WASHINGTON, DC – Perhaps never in history have nuclear security, non-proliferation, and arms control received the prominence that they will during this month’s strategic trifecta: the April 6 release of the latest United States Nuclear Posture Review (NPR), the April 8 signing in Prague of the New START Treaty, and the April 12-13 Nuclear Security Summit. These events will flow into May’s Nuclear Non-Proliferation Treaty (NPT) Review Conference.
US President Barack Obama has become one of the most prominent global advocates of abolishing nuclear weapons, a position for which he unexpectedly received a Noble Peace Prize last year. But Obama’s actions have been considerably more restrained than is often assumed.
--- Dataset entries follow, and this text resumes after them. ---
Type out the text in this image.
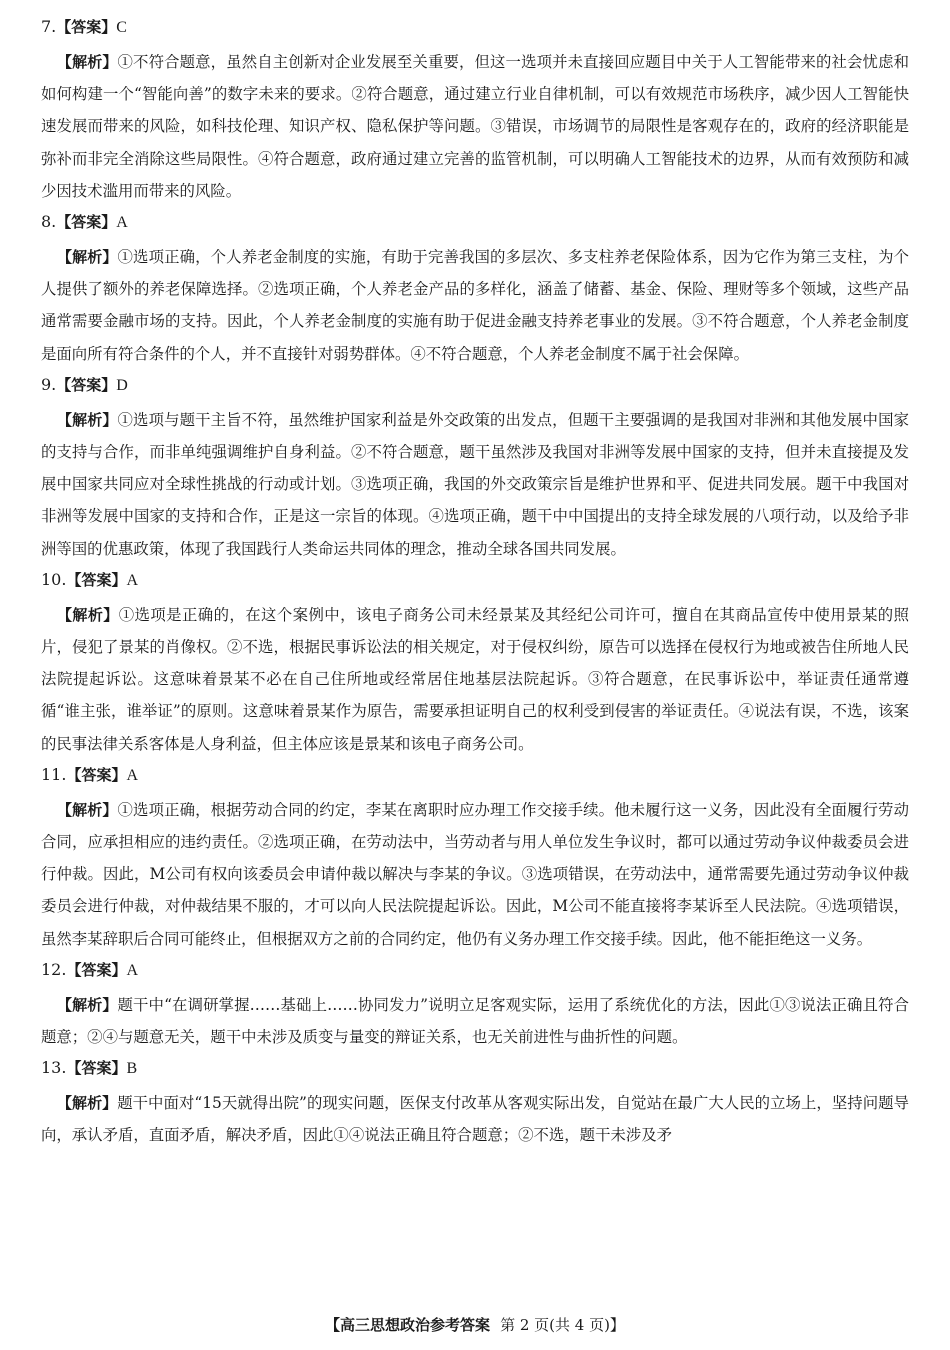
7.【答案】C
【解析】①不符合题意，虽然自主创新对企业发展至关重要，但这一选项并未直接回应题目中关于人工智能带来的社会忧虑和如何构建一个“智能向善”的数字未来的要求。②符合题意，通过建立行业自律机制，可以有效规范市场秩序，减少因人工智能快速发展而带来的风险，如科技伦理、知识产权、隐私保护等问题。③错误，市场调节的局限性是客观存在的，政府的经济职能是弥补而非完全消除这些局限性。④符合题意，政府通过建立完善的监管机制，可以明确人工智能技术的边界，从而有效预防和减少因技术滥用而带来的风险。
8.【答案】A
【解析】①选项正确，个人养老金制度的实施，有助于完善我国的多层次、多支柱养老保险体系，因为它作为第三支柱，为个人提供了额外的养老保障选择。②选项正确，个人养老金产品的多样化，涵盖了储蓄、基金、保险、理财等多个领域，这些产品通常需要金融市场的支持。因此，个人养老金制度的实施有助于促进金融支持养老事业的发展。③不符合题意，个人养老金制度是面向所有符合条件的个人，并不直接针对弱势群体。④不符合题意，个人养老金制度不属于社会保障。
9.【答案】D
【解析】①选项与题干主旨不符，虽然维护国家利益是外交政策的出发点，但题干主要强调的是我国对非洲和其他发展中国家的支持与合作，而非单纯强调维护自身利益。②不符合题意，题干虽然涉及我国对非洲等发展中国家的支持，但并未直接提及发展中国家共同应对全球性挑战的行动或计划。③选项正确，我国的外交政策宗旨是维护世界和平、促进共同发展。题干中我国对非洲等发展中国家的支持和合作，正是这一宗旨的体现。④选项正确，题干中中国提出的支持全球发展的八项行动，以及给予非洲等国的优惠政策，体现了我国践行人类命运共同体的理念，推动全球各国共同发展。
10.【答案】A
【解析】①选项是正确的，在这个案例中，该电子商务公司未经景某及其经纪公司许可，擅自在其商品宣传中使用景某的照片，侵犯了景某的肖像权。②不选，根据民事诉讼法的相关规定，对于侵权纠纷，原告可以选择在侵权行为地或被告住所地人民法院提起诉讼。这意味着景某不必在自己住所地或经常居住地基层法院起诉。③符合题意，在民事诉讼中，举证责任通常遵循“谁主张，谁举证”的原则。这意味着景某作为原告，需要承担证明自己的权利受到侵害的举证责任。④说法有误，不选，该案的民事法律关系客体是人身利益，但主体应该是景某和该电子商务公司。
11.【答案】A
【解析】①选项正确，根据劳动合同的约定，李某在离职时应办理工作交接手续。他未履行这一义务，因此没有全面履行劳动合同，应承担相应的违约责任。②选项正确，在劳动法中，当劳动者与用人单位发生争议时，都可以通过劳动争议仲裁委员会进行仲裁。因此，M公司有权向该委员会申请仲裁以解决与李某的争议。③选项错误，在劳动法中，通常需要先通过劳动争议仲裁委员会进行仲裁，对仲裁结果不服的，才可以向人民法院提起诉讼。因此，M公司不能直接将李某诉至人民法院。④选项错误，虽然李某辞职后合同可能终止，但根据双方之前的合同约定，他仍有义务办理工作交接手续。因此，他不能拒绝这一义务。
12.【答案】A
【解析】题干中“在调研掌握……基础上……协同发力”说明立足客观实际，运用了系统优化的方法，因此①③说法正确且符合题意；②④与题意无关，题干中未涉及质变与量变的辩证关系，也无关前进性与曲折性的问题。
13.【答案】B
【解析】题干中面对“15天就得出院”的现实问题，医保支付改革从客观实际出发，自觉站在最广大人民的立场上，坚持问题导向，承认矛盾，直面矛盾，解决矛盾，因此①④说法正确且符合题意；②不选，题干未涉及矛
【高三思想政治参考答案 第 2 页(共 4 页)】
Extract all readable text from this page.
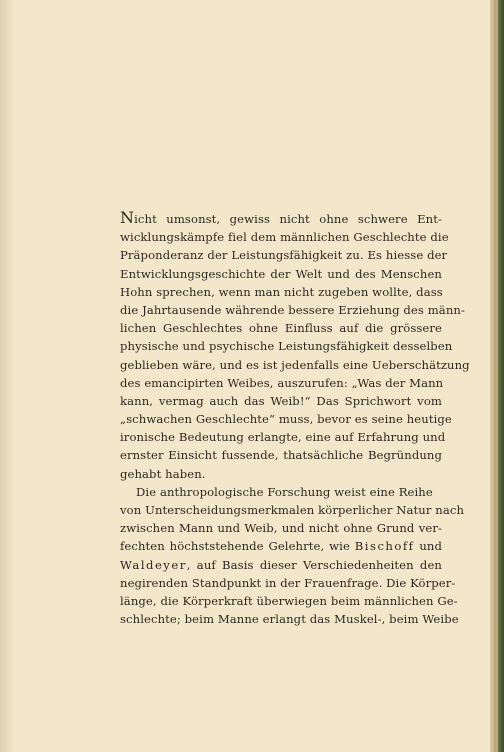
Nicht umsonst, gewiss nicht ohne schwere Ent-
wicklungskämpfe fiel dem männlichen Geschlechte die
Präponderanz der Leistungsfähigkeit zu. Es hiesse der
Entwicklungsgeschichte der Welt und des Menschen
Hohn sprechen, wenn man nicht zugeben wollte, dass
die Jahrtausende währende bessere Erziehung des männ-
lichen Geschlechtes ohne Einfluss auf die grössere
physische und psychische Leistungsfähigkeit desselben
geblieben wäre, und es ist jedenfalls eine Ueberschätzung
des emancipirten Weibes, auszurufen: „Was der Mann
kann, vermag auch das Weib!“ Das Sprichwort vom
„schwachen Geschlechte“ muss, bevor es seine heutige
ironische Bedeutung erlangte, eine auf Erfahrung und
ernster Einsicht fussende, thatsächliche Begründung
gehabt haben.
Die anthropologische Forschung weist eine Reihe
von Unterscheidungsmerkmalen körperlicher Natur nach
zwischen Mann und Weib, und nicht ohne Grund ver-
fechten höchststehende Gelehrte, wie Bischoff und
Waldeyer, auf Basis dieser Verschiedenheiten den
negirenden Standpunkt in der Frauenfrage. Die Körper-
länge, die Körperkraft überwiegen beim männlichen Ge-
schlechte; beim Manne erlangt das Muskel-, beim Weibe
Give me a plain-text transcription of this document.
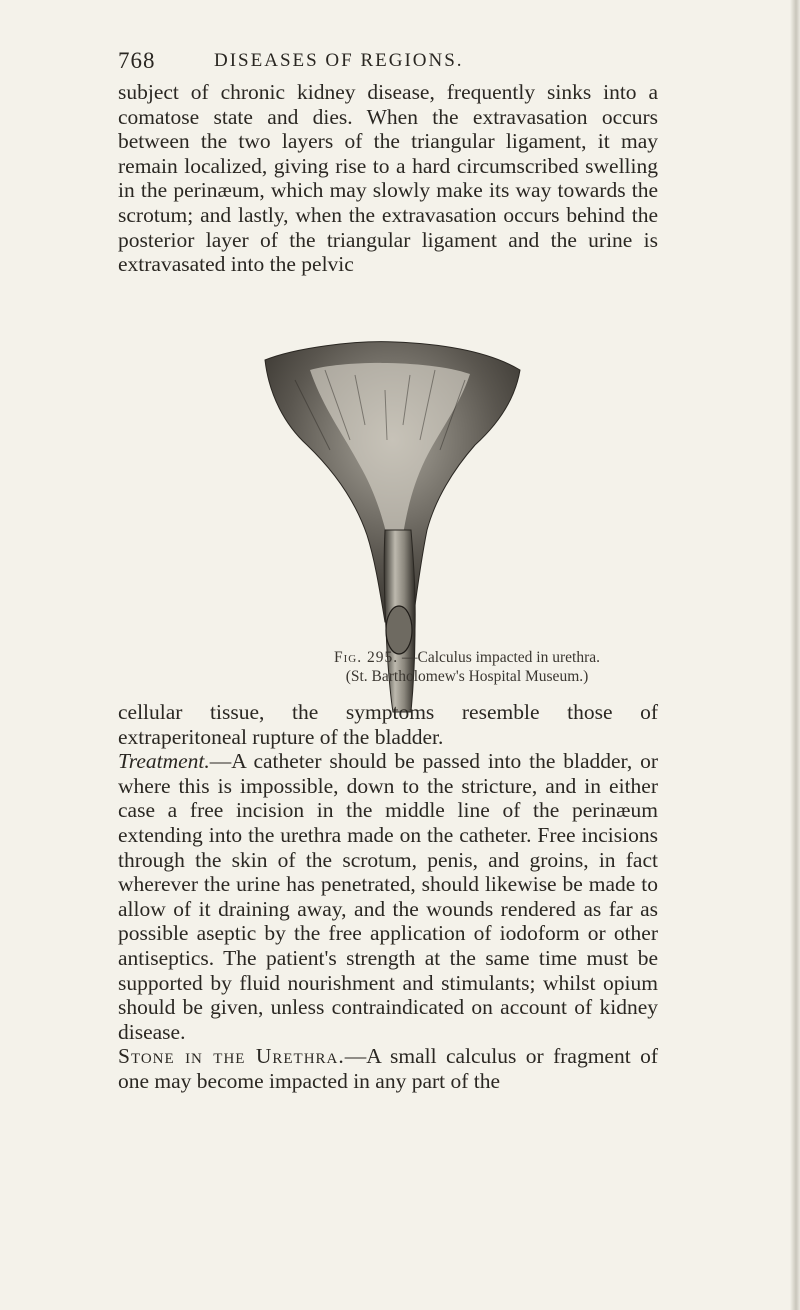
768	DISEASES OF REGIONS.

subject of chronic kidney disease, frequently sinks into a comatose state and dies. When the extravasation occurs between the two layers of the triangular ligament, it may remain localized, giving rise to a hard circumscribed swelling in the perinæum, which may slowly make its way towards the scrotum; and lastly, when the extravasation occurs behind the posterior layer of the triangular ligament and the urine is extravasated into the pelvic

Fig. 295. —Calculus impacted in urethra.
(St. Bartholomew's Hospital Museum.)

cellular tissue, the symptoms resemble those of extraperitoneal rupture of the bladder.

Treatment.—A catheter should be passed into the bladder, or where this is impossible, down to the stricture, and in either case a free incision in the middle line of the perinæum extending into the urethra made on the catheter. Free incisions through the skin of the scrotum, penis, and groins, in fact wherever the urine has penetrated, should likewise be made to allow of it draining away, and the wounds rendered as far as possible aseptic by the free application of iodoform or other antiseptics. The patient's strength at the same time must be supported by fluid nourishment and stimulants; whilst opium should be given, unless contraindicated on account of kidney disease.

Stone in the Urethra.—A small calculus or fragment of one may become impacted in any part of the
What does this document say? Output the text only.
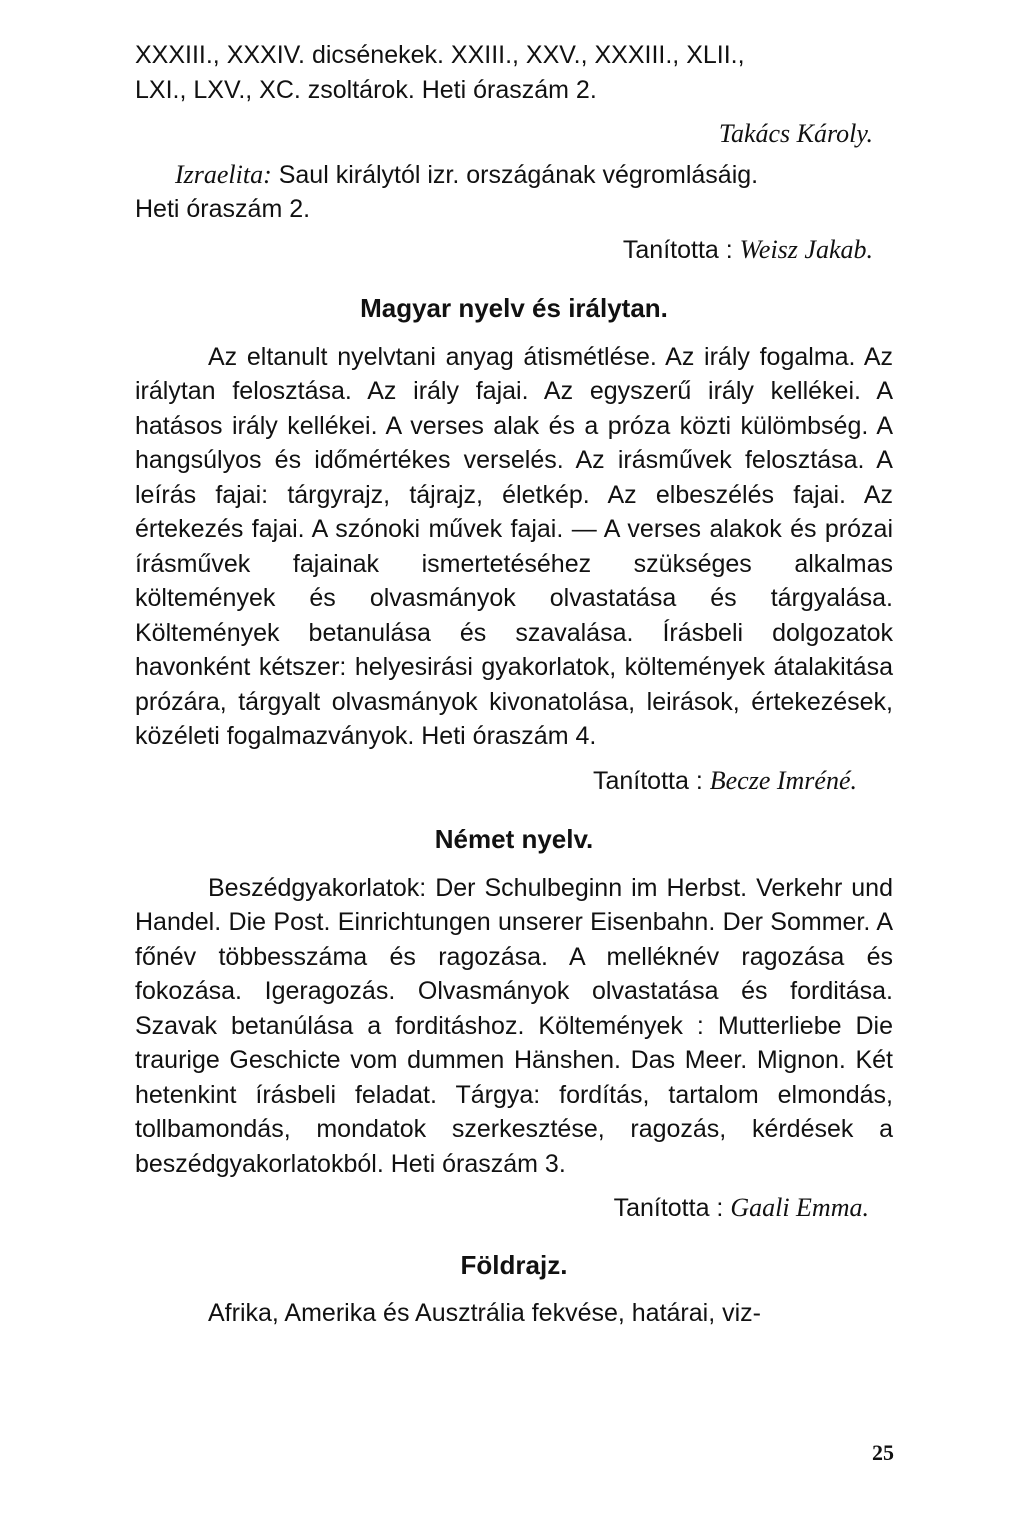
XXXIII., XXXIV. dicsénekek. XXIII., XXV., XXXIII., XLII.,
LXI., LXV., XC. zsoltárok. Heti óraszám 2.

Takács Károly.

Izraelita: Saul királytól izr. országának végromlásáig.

Heti óraszám 2.

Tanította : Weisz Jakab.

Magyar nyelv és irálytan.

Az eltanult nyelvtani anyag átismétlése. Az irály fogalma. Az irálytan felosztása. Az irály fajai. Az egyszerű irály kellékei. A hatásos irály kellékei. A verses alak és a próza közti külömbség. A hangsúlyos és időmértékes verselés. Az irásművek felosztása. A leírás fajai: tárgyrajz, tájrajz, életkép. Az elbeszélés fajai. Az értekezés fajai. A szónoki művek fajai. — A verses alakok és prózai írásművek fajainak ismertetéséhez szükséges alkalmas költemények és olvasmányok olvastatása és tárgyalása. Költemények betanulása és szavalása. Írásbeli dolgozatok havonként kétszer: helyesirási gyakorlatok, költemények átalakitása prózára, tárgyalt olvasmányok kivonatolása, leirások, értekezések, közéleti fogalmazványok. Heti óraszám 4.

Tanította : Becze Imréné.

Német nyelv.

Beszédgyakorlatok: Der Schulbeginn im Herbst. Verkehr und Handel. Die Post. Einrichtungen unserer Eisenbahn. Der Sommer. A főnév többesszáma és ragozása. A melléknév ragozása és fokozása. Igeragozás. Olvasmányok olvastatása és forditása. Szavak betanúlása a forditáshoz. Költemények : Mutterliebe Die traurige Geschicte vom dummen Hänshen. Das Meer. Mignon. Két hetenkint írásbeli feladat. Tárgya: fordítás, tartalom elmondás, tollbamondás, mondatok szerkesztése, ragozás, kérdések a beszédgyakorlatokból. Heti óraszám 3.

Tanította : Gaali Emma.

Földrajz.

Afrika, Amerika és Ausztrália fekvése, határai, viz-

25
In general, Obama has pursued a policy of nuclear balance in which steps towards disarmament are accompanied by measures to retain America’s nuclear primacy. The former underscore his administration’s commitment to meeting its obligations under the NPT, while the latter reassure the US Congress and allies skeptical of bold new approaches.
The administration’s policies strive to address the aspirations of global disarmament advocates in several ways. The NPR, for example, further reduces America’s reliance on nuclear weapons by adopting an almost no-first-use doctrine. Only in “extreme circumstances” would the US consider using nuclear weapons. For the first time, the US pledges not to retaliate with a nuclear strike even if attacked by chemical or biological weapons.